Dalam pernyataannya, Macron menegaskan bahwa cara pendekatan yang dipilih oleh AS, yang mengandalkan tekanan militer dan pencekikan ekonomi, bukanlah solusi yang tepat.
“Kami menolak blokade yang bersifat memaksa. Segala penyelesaian masalah harus dilakukan melalui perundingan yang sistematis dan berlandaskan pada diplomasi, bukan dengan ancaman perang atau melumpuhkan ekonomi negara lain,” tegas Macron.
Retaknya Kesatuan Barat
Pernyataan ini semakin memperlihatkan adanya keretakan yang nyata di antara negara-negara Barat. Sementara AS dan sekutunya cenderung menggunakan pendekatan keras dan agresif, Prancis justru memilih jalur dialog dan negosiasi yang lebih konstruktif.

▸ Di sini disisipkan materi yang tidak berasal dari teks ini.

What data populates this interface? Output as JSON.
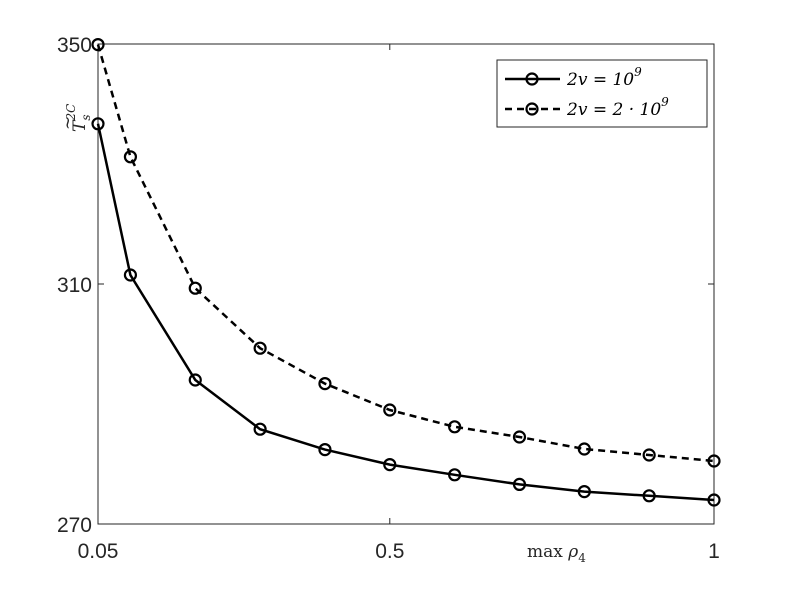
{
  "chart_data": {
    "type": "line",
    "xlabel": "max ρ4",
    "ylabel": "T̃s2C",
    "xlim": [
      0.05,
      1
    ],
    "ylim": [
      270,
      350
    ],
    "xticks": [
      {
        "value": 0.05,
        "label": "0.05"
      },
      {
        "value": 0.5,
        "label": "0.5"
      },
      {
        "value": 1,
        "label": "1"
      }
    ],
    "yticks": [
      {
        "value": 270,
        "label": "270"
      },
      {
        "value": 310,
        "label": "310"
      },
      {
        "value": 350,
        "label": "350"
      }
    ],
    "grid": false,
    "legend": "top-right",
    "x": [
      0.05,
      0.1,
      0.2,
      0.3,
      0.4,
      0.5,
      0.6,
      0.7,
      0.8,
      0.9,
      1.0
    ],
    "series": [
      {
        "name": "2v = 10^9",
        "legend_base": "2v = 10",
        "legend_exp": "9",
        "style": "solid",
        "color": "#000000",
        "values": [
          336.7,
          311.5,
          294.0,
          285.8,
          282.4,
          279.9,
          278.2,
          276.6,
          275.4,
          274.7,
          274.0
        ]
      },
      {
        "name": "2v = 2·10^9",
        "legend_base": "2v = 2 · 10",
        "legend_exp": "9",
        "style": "dashed",
        "color": "#000000",
        "values": [
          349.9,
          331.2,
          309.3,
          299.3,
          293.4,
          289.0,
          286.2,
          284.5,
          282.5,
          281.5,
          280.5
        ]
      }
    ]
  }
}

Macron menekankan bahwa tekanan ekonomi yang ekstrem dan ancaman penggunaan kekuatan senjata tidak akan membawa hasil damai yang langgeng, melainkan hanya akan memperuncing konflik dan membahayakan stabilitas kawasan.
Dampak bagi Iran
Penolakan ini menjadi angin segar bagi Teheran, yang selama ini menghadapi isolasi internasional. Dukungan dari kekuatan besar Eropa seperti Prancis menunjukkan bahwa jalan politik dan diplomatik masih terbuka lebar untuk ditempuh.
Sumber: Press TV, Reuters, AFP, Euronews, dan Laporan Media Internasional.